I remember one fair day in Kilkishen during the war he told me that Hitler was in Bridgey Mack’s house, just down the street. I had to see for myself and found ‘Hitler’ sitting on the hob, drinking his tea from a saucer. I was too young to wonder whether the Fuhrer had come to Kilkishen that day to buy or to sell cattle, sheep or pigs. Or even what he was doing in Kilkishen, rather than running the war from a bunker in Berlin.

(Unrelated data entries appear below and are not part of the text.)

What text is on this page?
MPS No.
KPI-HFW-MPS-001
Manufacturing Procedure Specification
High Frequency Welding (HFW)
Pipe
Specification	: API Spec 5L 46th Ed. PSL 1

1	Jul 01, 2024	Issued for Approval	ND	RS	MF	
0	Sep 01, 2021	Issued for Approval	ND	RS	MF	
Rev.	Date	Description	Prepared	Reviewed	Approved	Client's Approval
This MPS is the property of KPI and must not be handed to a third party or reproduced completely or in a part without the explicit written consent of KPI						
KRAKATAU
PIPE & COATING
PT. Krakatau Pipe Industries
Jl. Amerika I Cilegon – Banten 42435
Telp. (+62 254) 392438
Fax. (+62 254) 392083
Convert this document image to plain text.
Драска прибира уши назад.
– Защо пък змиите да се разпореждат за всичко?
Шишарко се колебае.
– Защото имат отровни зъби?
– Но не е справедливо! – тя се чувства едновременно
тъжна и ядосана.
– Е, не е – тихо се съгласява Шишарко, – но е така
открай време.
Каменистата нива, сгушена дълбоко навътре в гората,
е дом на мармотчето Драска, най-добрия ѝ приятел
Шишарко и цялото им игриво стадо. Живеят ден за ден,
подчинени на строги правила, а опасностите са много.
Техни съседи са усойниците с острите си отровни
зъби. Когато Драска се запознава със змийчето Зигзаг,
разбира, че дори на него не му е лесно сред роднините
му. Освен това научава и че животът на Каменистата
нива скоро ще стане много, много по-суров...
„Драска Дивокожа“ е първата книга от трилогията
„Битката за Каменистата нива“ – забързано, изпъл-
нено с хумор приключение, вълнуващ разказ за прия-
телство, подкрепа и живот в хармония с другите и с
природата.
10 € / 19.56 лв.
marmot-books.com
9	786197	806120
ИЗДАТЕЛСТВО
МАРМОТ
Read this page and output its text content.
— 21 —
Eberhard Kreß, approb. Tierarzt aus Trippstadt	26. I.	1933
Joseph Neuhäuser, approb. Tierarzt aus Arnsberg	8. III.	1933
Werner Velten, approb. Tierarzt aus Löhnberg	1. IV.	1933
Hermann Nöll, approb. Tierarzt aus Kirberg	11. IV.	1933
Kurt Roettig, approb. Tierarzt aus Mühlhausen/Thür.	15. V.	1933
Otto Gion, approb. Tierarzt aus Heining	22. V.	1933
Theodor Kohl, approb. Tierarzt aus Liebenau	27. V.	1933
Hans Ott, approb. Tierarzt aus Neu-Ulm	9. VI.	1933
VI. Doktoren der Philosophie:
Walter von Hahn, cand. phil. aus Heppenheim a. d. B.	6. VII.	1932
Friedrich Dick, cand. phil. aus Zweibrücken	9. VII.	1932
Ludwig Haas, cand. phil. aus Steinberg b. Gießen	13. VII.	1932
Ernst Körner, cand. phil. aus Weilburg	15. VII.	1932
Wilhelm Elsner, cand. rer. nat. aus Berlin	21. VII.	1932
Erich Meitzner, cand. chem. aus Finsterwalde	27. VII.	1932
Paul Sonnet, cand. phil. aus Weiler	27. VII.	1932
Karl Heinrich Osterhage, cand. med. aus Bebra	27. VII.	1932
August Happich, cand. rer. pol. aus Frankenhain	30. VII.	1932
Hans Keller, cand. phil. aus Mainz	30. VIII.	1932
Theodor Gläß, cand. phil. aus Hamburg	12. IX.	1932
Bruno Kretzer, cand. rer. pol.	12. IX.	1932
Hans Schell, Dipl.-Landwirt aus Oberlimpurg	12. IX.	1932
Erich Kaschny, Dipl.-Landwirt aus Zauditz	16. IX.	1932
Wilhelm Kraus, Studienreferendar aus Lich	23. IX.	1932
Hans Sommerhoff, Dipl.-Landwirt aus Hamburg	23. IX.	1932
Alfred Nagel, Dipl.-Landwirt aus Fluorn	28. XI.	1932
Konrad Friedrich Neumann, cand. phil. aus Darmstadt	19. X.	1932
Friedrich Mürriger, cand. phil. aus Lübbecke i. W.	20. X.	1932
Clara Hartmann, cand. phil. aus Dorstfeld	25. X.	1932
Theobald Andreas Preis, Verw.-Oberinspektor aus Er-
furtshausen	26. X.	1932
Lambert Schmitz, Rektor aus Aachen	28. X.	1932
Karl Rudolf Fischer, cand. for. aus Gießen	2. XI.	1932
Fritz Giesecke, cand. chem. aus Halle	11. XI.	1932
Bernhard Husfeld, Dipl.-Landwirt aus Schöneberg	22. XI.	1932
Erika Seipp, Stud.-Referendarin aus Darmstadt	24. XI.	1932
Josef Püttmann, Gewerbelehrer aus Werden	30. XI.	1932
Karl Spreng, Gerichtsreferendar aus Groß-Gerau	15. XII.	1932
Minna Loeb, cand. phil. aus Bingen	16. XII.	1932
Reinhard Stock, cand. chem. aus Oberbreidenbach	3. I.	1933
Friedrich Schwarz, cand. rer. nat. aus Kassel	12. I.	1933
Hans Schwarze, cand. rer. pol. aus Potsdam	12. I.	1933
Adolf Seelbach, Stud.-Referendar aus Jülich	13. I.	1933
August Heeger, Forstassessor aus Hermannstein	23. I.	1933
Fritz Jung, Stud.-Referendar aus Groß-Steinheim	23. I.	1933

Whenever we got into trouble at home, or did things that little boys should not be doing, he always took the rap. I was not to blame but was being led astray by my big brother.
Like the day he took me out fishing in Clonlea Lake in a leaky boat or mixing with the soldiers who were camped in a field on the Tulla Road.
I cried when he went away to college and I cried with joy when he came home again.Tomás brightened up any company he was in. So much so that when family and friends gathered together after his funeral last Friday, I kept looking around to see where he was.
I thought he would live forever. At least I thought he would live well into his 80s or 90s. People say he passed away in the easiest of ways – in his sleep. Perhaps that is so but I would prefer if he had waited another 10 or 20 years. I would not have liked to see him waste away in a wheelchair or tied to a bed. But I would have liked to have had some warning so that I could be better prepared for his death.
Faith is a great comfort at this time. I envy those who have faith like Tomás had. I wish I could believe that we will be reunited after I pass away.
All my brothers and sisters also have a strong faith and sincerely believe that Tomás is now happy, having joined his beloved wife Eithne, who died 17 years ago.
It would be a great comfort to me also now if I could believe that we’ll meet again. I try to believe it, knowing that faith is such a great strength in troubled times. Over the past week I have even sometimes prayed to God, asking him, if he is there at all, to give me the faith to believe. It would help me a lot to ease the pain if I thought there was some hope of eventually being together for eternity.
Leaba i measc na naomh go raibh aige.
We also mourn the death of Brian Lenihan, whose passing at such a young age shocked most of the country. As Minister for Finance during the deepest recession we have ever had, he had the toughest job in Ireland.
When he learned of his illness 18 months ago, Brian could so easily have walked away and let someone else bear the burden. He was not going to get any thanks for his efforts to repair the damage done to Ireland’s economy by the greed of others.
But being another true patriot, he bravely put his country first and carried on as if there was no problem.
I am proud and privileged to have known him. May he too rest in peace.